Bruxelles indique également qu’en 2017, le constructeur a bénéficié d’un apport de fonds propres de 15 milliards d’euros, fourni par sa société mère, ses salariés et six établissements financiers.

 

La Commission estime que le système d’acceptation bancaire mis en place en Chine permet à l’ensemble des producteurs-exportateurs de disposer d’un financement gratuit de leurs opérations courantes. La note AAA affichée par les trois groupes correspondrait, selon les critères des agences occidentales, à une note B.

 

Des terrains sous-évalués et des batteries "sous-payées"

 

L'aide accordée se positionne également dans le prix des terrains accordé pour l'implantation des usines. "Les conditions d’acquisition de droits d’usage de terrains en République populaire de Chine ne sont pas transparentes et les prix ont été fixés de manière arbitraire par les pouvoirs publics", met en lumière Bruxelles.

 

Mais c'est surtout l'achat des batteries ou des matières composant des batteries (le lithium dans le cas de BYD) qui fait l'objet de la forte subvention, comme le montre le tableau ci-dessous. "La Commission a recensé plusieurs sources juridiques indiquant un soutien public à l’industrie des producteurs de batteries et de leurs intrants dans le but final de développer ces secteurs au profit des producteurs de BEV", indique le rapport.

 

Par exemple, le LFP, qui est le type de lithium utilisé dans les batteries, ne fait pas l’objet du remboursement de la TVA de 13 % lors de son exportation. Ce qui baisse artificiellement le prix intérieur de ces matières premières pour la consommation intérieure.

 

Enfin, la Commission a également constaté que la Chine consolidait son industrie des terres rares, également nécessaires à la production de batteries pour VEB, afin de contrôler les niveaux de prix et de réaliser ses objectifs stratégiques.
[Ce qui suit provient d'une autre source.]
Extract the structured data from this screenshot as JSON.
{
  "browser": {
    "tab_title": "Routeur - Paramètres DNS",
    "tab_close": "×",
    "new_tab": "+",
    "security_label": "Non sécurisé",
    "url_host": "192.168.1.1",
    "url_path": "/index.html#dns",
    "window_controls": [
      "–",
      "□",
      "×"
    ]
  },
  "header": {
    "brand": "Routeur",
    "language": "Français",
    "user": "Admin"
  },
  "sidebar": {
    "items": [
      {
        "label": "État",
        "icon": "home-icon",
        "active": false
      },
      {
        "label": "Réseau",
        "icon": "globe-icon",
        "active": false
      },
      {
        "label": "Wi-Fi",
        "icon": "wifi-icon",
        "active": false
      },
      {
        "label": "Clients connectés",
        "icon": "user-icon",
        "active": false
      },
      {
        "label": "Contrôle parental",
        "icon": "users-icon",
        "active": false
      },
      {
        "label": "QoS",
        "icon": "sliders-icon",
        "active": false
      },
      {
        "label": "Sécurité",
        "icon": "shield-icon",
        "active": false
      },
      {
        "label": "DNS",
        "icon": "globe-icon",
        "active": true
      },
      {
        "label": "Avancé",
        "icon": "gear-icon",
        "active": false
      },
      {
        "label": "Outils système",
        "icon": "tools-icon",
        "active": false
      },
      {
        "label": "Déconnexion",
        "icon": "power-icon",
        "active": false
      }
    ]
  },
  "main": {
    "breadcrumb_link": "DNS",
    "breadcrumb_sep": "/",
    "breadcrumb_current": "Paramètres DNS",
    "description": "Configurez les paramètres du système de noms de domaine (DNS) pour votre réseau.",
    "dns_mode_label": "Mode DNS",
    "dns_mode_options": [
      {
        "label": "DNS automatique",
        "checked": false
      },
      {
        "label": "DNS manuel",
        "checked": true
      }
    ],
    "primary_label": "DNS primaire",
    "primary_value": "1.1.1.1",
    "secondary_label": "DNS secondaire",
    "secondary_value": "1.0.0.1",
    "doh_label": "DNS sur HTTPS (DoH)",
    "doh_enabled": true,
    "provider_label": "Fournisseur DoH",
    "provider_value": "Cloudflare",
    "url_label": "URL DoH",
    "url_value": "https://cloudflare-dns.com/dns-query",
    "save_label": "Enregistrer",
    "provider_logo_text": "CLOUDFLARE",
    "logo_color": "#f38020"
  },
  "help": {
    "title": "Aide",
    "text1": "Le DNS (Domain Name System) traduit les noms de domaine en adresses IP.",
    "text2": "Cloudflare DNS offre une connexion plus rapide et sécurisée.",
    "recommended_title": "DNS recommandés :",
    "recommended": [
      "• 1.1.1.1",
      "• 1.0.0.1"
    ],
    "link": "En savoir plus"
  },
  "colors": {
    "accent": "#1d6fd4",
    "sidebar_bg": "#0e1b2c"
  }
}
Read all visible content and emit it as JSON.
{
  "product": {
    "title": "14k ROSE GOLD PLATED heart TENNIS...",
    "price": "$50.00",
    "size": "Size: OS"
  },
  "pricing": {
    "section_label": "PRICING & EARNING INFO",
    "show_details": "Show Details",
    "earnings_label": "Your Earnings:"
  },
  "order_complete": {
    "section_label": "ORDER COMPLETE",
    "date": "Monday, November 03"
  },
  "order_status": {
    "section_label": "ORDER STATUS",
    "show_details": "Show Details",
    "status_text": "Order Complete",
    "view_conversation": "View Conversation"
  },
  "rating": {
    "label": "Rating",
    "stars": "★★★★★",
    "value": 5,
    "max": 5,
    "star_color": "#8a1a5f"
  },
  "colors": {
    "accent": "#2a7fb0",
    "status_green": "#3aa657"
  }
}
En décembre 2021, trois entités publiques ont fusionné afin de créer China Rare Earth Group Co. Ltd, qui couvre environ 62 % de l’approvisionnement total en terres rares lourdes de la Chine.

 

 

 

Si les trois constructeurs disposent d'un taux adapté en fonction des résultats de l'enquête, d'autres se verront appliquer un taux compensatoire de 20,8 % en contrepartie de leur coopération à l'enquête. Pour celles dont la coopération est inexistante, le taux sera de 37,6 %, comme SAIC.

 

A lire aussi : MG Motor et BMW Group s'insurgent contre les droits de douane imposés par Bruxelles

 

Liste des constructeurs ayant coopéré qui se voient appliquer un taux compensatoire de 20,8 % (en plus des 10 %)

  •  Aiways
  • Anhui Jianghuai
  • BMW Brilliance
  • Chery Automobile
  • China Faw Corporation (Audi FAW, Changan Mazda, China FAW, FAW Volkswagen, Jiangsu Guoxin New Energy)
  • Chongqing Changan (Chongqing Changan, Chongqing Lingyao, Hefei Chang, Nanjing Chang)
  • Dongfeng Motor (Dongfeng Honda, Dongfeng Liuzhou, Seres Auto, Voyah Automobile)
  • Great Wall Motor (Great Wall Motor, Hebei Changzheng)
  • Leapmotor
  • Nanjing Golden Dragon
  • Nio Holding
  • Tesla
  • XPeng

Toutes les autres sociétés seront taxées à hauteur de 37,6 %, en plus des 10 % déjà appliqués.